Über zwölf Jahre nach Unglück
Schumi-Unfall: Pilot von Rettungshubschrauber spricht
29.05.2026 – 15:11 UhrLesedauer: 2 Min.
Zum Unglücksort in den französischen Alpen wurde direkt ein Team zur Bergung der Formel-1-Grande geschickt. Ein Beteiligter äußert sich nun zum Einsatz – und erinnert sich an seine erste Reaktion.

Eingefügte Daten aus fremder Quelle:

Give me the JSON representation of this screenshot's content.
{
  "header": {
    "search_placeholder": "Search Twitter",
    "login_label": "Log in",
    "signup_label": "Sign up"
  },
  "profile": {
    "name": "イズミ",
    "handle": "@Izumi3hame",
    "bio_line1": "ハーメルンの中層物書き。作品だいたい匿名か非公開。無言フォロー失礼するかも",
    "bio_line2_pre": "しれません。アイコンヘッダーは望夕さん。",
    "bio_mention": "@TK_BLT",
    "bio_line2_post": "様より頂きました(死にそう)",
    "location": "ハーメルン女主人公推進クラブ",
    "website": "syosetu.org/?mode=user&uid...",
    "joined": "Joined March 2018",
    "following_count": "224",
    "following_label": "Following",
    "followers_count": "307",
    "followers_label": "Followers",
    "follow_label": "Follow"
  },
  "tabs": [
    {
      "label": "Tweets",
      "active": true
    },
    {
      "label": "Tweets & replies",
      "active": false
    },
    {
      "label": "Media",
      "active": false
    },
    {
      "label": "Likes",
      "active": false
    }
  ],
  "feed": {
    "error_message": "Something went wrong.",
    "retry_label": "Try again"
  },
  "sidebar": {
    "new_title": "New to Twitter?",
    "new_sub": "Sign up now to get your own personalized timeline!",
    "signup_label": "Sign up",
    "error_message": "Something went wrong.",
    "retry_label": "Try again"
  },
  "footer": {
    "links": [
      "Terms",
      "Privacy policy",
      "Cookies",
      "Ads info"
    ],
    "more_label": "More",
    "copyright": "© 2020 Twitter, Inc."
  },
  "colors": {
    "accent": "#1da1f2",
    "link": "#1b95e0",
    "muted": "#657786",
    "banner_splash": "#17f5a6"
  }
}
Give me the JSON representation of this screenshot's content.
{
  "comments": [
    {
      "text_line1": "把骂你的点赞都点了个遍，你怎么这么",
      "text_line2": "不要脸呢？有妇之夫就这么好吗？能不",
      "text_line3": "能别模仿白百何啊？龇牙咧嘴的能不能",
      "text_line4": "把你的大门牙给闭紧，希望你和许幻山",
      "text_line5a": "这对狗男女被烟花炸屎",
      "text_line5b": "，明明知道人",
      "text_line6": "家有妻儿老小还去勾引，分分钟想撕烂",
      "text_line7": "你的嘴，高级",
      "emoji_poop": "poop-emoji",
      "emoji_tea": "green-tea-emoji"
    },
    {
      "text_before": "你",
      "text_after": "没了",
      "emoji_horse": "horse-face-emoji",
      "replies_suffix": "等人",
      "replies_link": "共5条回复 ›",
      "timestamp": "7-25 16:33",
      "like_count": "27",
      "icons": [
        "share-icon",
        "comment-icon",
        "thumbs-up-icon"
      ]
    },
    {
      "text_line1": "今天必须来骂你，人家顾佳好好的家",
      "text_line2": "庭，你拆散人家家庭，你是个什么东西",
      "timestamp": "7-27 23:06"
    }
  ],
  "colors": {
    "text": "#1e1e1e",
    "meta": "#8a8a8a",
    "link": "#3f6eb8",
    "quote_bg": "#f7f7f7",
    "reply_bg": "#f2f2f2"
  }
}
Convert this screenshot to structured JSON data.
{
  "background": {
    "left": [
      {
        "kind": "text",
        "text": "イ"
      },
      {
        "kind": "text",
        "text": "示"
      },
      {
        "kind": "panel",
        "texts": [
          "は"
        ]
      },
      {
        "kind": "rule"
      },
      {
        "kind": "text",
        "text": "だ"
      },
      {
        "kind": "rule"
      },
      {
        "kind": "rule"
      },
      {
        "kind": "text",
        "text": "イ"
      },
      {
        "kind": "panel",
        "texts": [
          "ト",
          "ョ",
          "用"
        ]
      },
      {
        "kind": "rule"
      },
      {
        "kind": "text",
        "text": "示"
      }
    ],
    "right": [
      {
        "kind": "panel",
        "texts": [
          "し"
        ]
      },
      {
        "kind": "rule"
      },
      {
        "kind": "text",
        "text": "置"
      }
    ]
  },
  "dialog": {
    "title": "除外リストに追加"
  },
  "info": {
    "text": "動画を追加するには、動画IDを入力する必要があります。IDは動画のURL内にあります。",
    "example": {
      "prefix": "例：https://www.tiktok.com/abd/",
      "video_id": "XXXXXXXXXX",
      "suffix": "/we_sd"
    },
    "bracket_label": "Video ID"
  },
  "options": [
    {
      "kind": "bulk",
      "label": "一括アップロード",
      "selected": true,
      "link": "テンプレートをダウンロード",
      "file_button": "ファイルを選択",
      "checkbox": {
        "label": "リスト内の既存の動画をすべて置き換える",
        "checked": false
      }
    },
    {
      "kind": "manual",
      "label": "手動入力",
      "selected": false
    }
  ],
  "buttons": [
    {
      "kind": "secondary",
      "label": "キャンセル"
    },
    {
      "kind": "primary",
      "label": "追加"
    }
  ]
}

Über zwölf Jahre ist der schwere Skiunfall von Michael Schumacher mittlerweile her, am 29. Dezember 2013 war der siebenmalige Formel-1-Weltmeister in Méribel in den französischen Alpen schwer verunglückt, über seinen Gesundheitszustand ist bis heute nichts bekannt.
Nun hat sich der Pilot des Rettungshubschraubers, der „Schumi“ ins Krankenhaus transportierte, an den Tag des Unfalls und die Vorgänge bei der Bergung des Rennfahrers erinnert.
- Über zwölf Jahre nach Unfall: Darum gibt es keine Infos zu Michael Schumacher
Er sei am verhängnisvollen Tag als Pilot für „SAF Hélicoptères“, ein Unternehmen für medizinische Notfalltransporte und Bergrettung, im Einsatz gewesen, erinnert sich Yannick Dainese im französischen Sportmagazin „L’Équipe“. Sein Team habe dann einen dringenden Notruf vom Skigebiet Méribel erhalten, eine verletzte Person müsse schnellstmöglich in ein Krankenhaus gebracht werden.
Wer der Verletzte war, sei zunächst nicht erwähnt worden – sondern erst am Einsatzort nach der Landung: „Ein Retter sprang gemeinsam mit dem Arzt aus dem Hubschrauber und sagte zu mir: ‚Wir gehen jetzt zu Schumacher.'“ Zunächst habe er die Aussage nicht ernst genommen. „Ich dachte zuerst, er scherzt“, erinnert sich Dainese. „Aber als der Einsatzleiter uns befahl, unsere Mikrofone und GoPro-Kameras abzuschalten und Journalisten zu verbieten, uns zu begleiten, begriff ich, dass es stimmte.“
„Ihm wurde wie Gott gehuldigt“
Nach seinen Erinnerungen wurde die Piste unmittelbar abgesperrt. Vor Ort hätten sich nur Schumacher, dessen Umfeld und die Rettungskräfte befunden. Während der Bergung sei kaum gesprochen worden. Gemeinsam mit einem Kollegen habe er den Schwerverletzten auf einer Vakuummatratze fixiert und zum Hubschrauber gebracht. In einem 25-minütigen Flug habe er ihn dann nach Grenoble zur Notfallbehandlung gebracht.
Obwohl nach eigenen Angaben kein großer Formel-1-Fan, sei ihm Schumachers Bedeutung für den Sport bewusst gewesen: „Ich wusste im Unterbewusstsein um den Druck in der Situation, weil ihm wie einem Gott gehuldigt wurde.“ Zugleich betonte er: „Für mich war er aber nur ein weiterer Schwerverletzter.“
Wie schwer Schumachers Verletzungen tatsächlich waren, habe Dainese nach eigenen Angaben zunächst nicht realisiert, sondern erst einige Tage später bei einem weiteren Einsatz. „Ich transportierte einen weiteren Verletzten in das Krankenhaus, und was ich dort sah, schockierte mich: so viele Busse, rote Flaggen (für Schumachers Ex-Team Ferrari, Anm. d. Red.) und Menschen überall. Das Krankenhaus hatte sich in einen Formel-1-Zirkus verwandelt. Es war unglaublich.“
Dainese arbeitet heute für den französischen Zivilschutz am Stützpunkt Grenoble. Er habe sich aus Respekt für die Familie Schumacher bis heute nicht weiter zum Vorfall geäußert.